The Plumbing Factory Brass Band is a community group founded by Dr. Henry Meredith in 1995.  Meredith is a professor at Western Ontario University, an instrument collector and builder, and it seems a jack of all trades.  According to the web page: Dr. Meredith has approximately 3300 instruments of all kinds.  In the video above, Dr. Meredith plays a natural trumpet modeled after one from the 17th century that he built.

The PFBB is playing Old Comrades by Carl Teike.  Teike was an army bandsman in Germany and over the course of his career he wrote many marches and other concert works, but like many band composers of the late 19th and early 20th century they are largely forgotten by the general public.  Old Comrades is his most famous march, but several others have seen performance in recent years including:  The Officer Candidate March, Deutsche Art Marsch, and Graf Zeppelin.

The PFBB is a community ensemble with an age range of about 50 years or so.  This is an older video, but there appears to be young college students to community members in their early 80's.  The comments below the video on the actual You Tube page are very supportive of the performers.  The performance is far from perfect, but everyone is working hard and having a good time making music with each other.  I am sure Carl Teike, wherever he may be, is happy that someone is playing his music nearly 100 years after his death.  

Tuesday, January 24, 2017

Across the pond to the United States

The Natural State Brass Band
Little Rock, Arkansas

Tonight, I found this video of the Natural State Brass Band, playing Gareth Woods, Brass Triumphant, at the Ft. Wayne Section 2 North American Brass Band Championship.  

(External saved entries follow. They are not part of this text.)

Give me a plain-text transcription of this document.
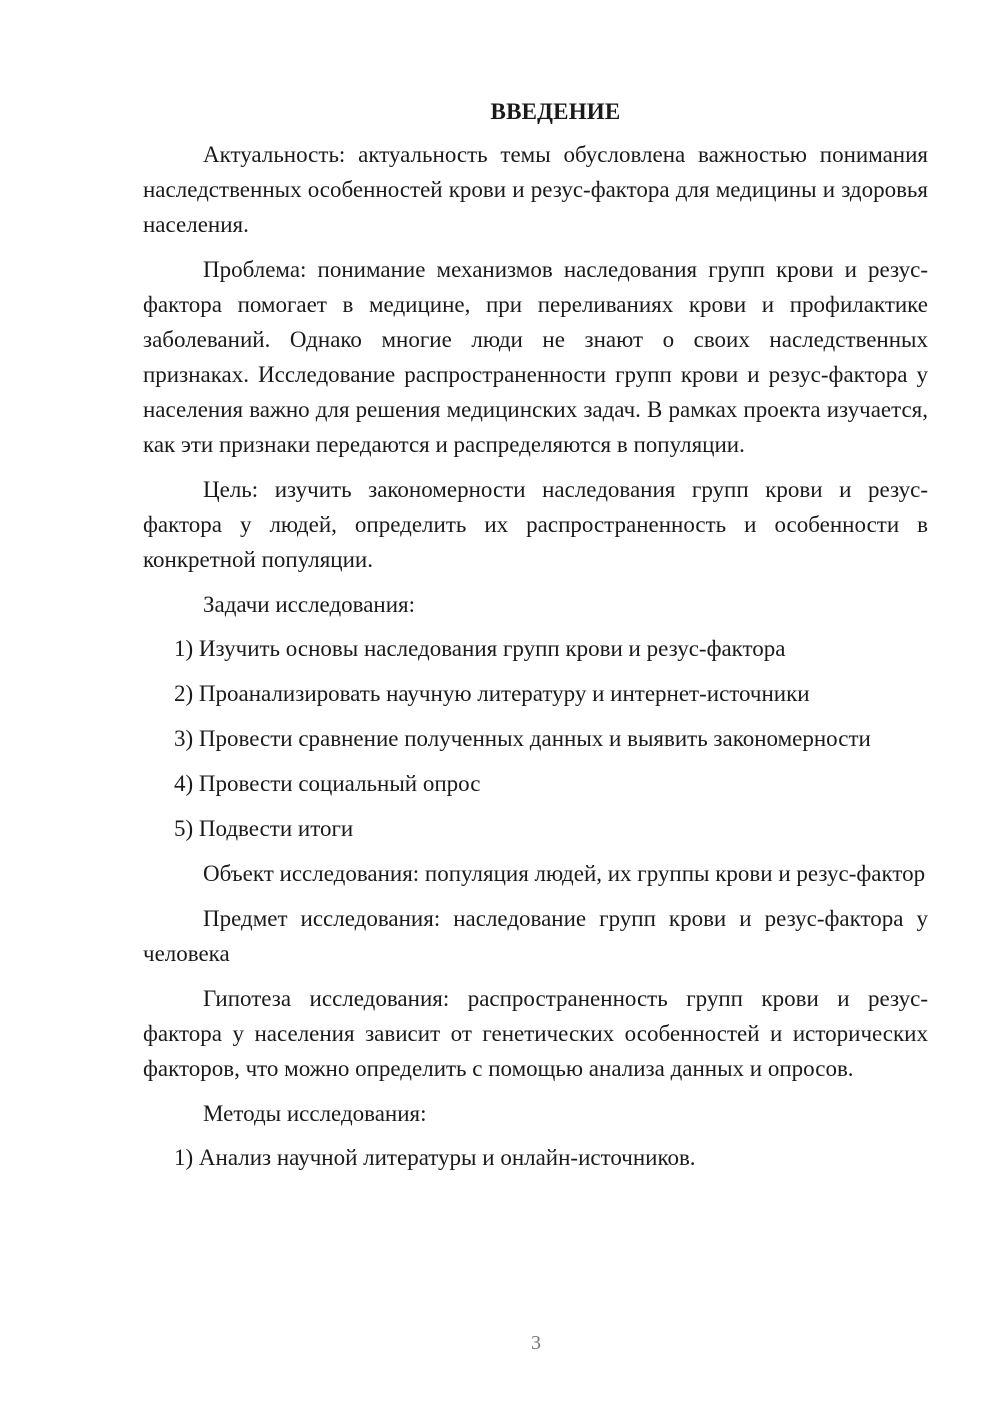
ВВЕДЕНИЕ

Актуальность: актуальность темы обусловлена важностью понимания наследственных особенностей крови и резус-фактора для медицины и здоровья населения.

Проблема: понимание механизмов наследования групп крови и резус-фактора помогает в медицине, при переливаниях крови и профилактике заболеваний. Однако многие люди не знают о своих наследственных признаках. Исследование распространенности групп крови и резус-фактора у населения важно для решения медицинских задач. В рамках проекта изучается, как эти признаки передаются и распределяются в популяции.

Цель: изучить закономерности наследования групп крови и резус-фактора у людей, определить их распространенность и особенности в конкретной популяции.

Задачи исследования:

1) Изучить основы наследования групп крови и резус-фактора
2) Проанализировать научную литературу и интернет-источники
3) Провести сравнение полученных данных и выявить закономерности
4) Провести социальный опрос
5) Подвести итоги

Объект исследования: популяция людей, их группы крови и резус-фактор

Предмет исследования: наследование групп крови и резус-фактора у человека

Гипотеза исследования: распространенность групп крови и резус-фактора у населения зависит от генетических особенностей и исторических факторов, что можно определить с помощью анализа данных и опросов.

Методы исследования:

1) Анализ научной литературы и онлайн-источников.
3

You can find the Natural State Brass Band's homepage by using the link below.

This band was founded in 2003, according to their website.  All of the members are volunteers and they do have 501(c)(3) non-profit status.  They appear to perform between six and seven times per year, and they have traveled overseas.  In 2010 this group did a tour in Northern England, where they rehearsed in the Black Dyke Band's rehearsal room.

The piece they are performing is a four movement work written for the 125th anniversary of the Cory Band.  This was used as a test piece for the first section of the 2013 Regional British Band Championships.  It was also used as a test piece here in the States in 2015.  There are numerous solos, and the band must be able to play independently.  

If you are wondering about the name, the NSBB takes their name from the state of Arkansas' motto:  The Natural State.  The band rehearses in a Lutheran church and their conductor is a tuba player!  

This is a solid performance of the piece.  It is a shame the video has only seen around 700 views.  While listening to the performance, you should hear the personality of the band.  Each section has a character that is their own, particularly the trombones.  The made Woods' music their own.  There is a personal flair to it that makes it spicy and fun.  I really like the approach the conductor used with the work.  He collaborated with his band, allowing them to have room to be themselves.  I enjoy this type of music making as it allows the players to engage personally rather than for the conductor.  Enjoy!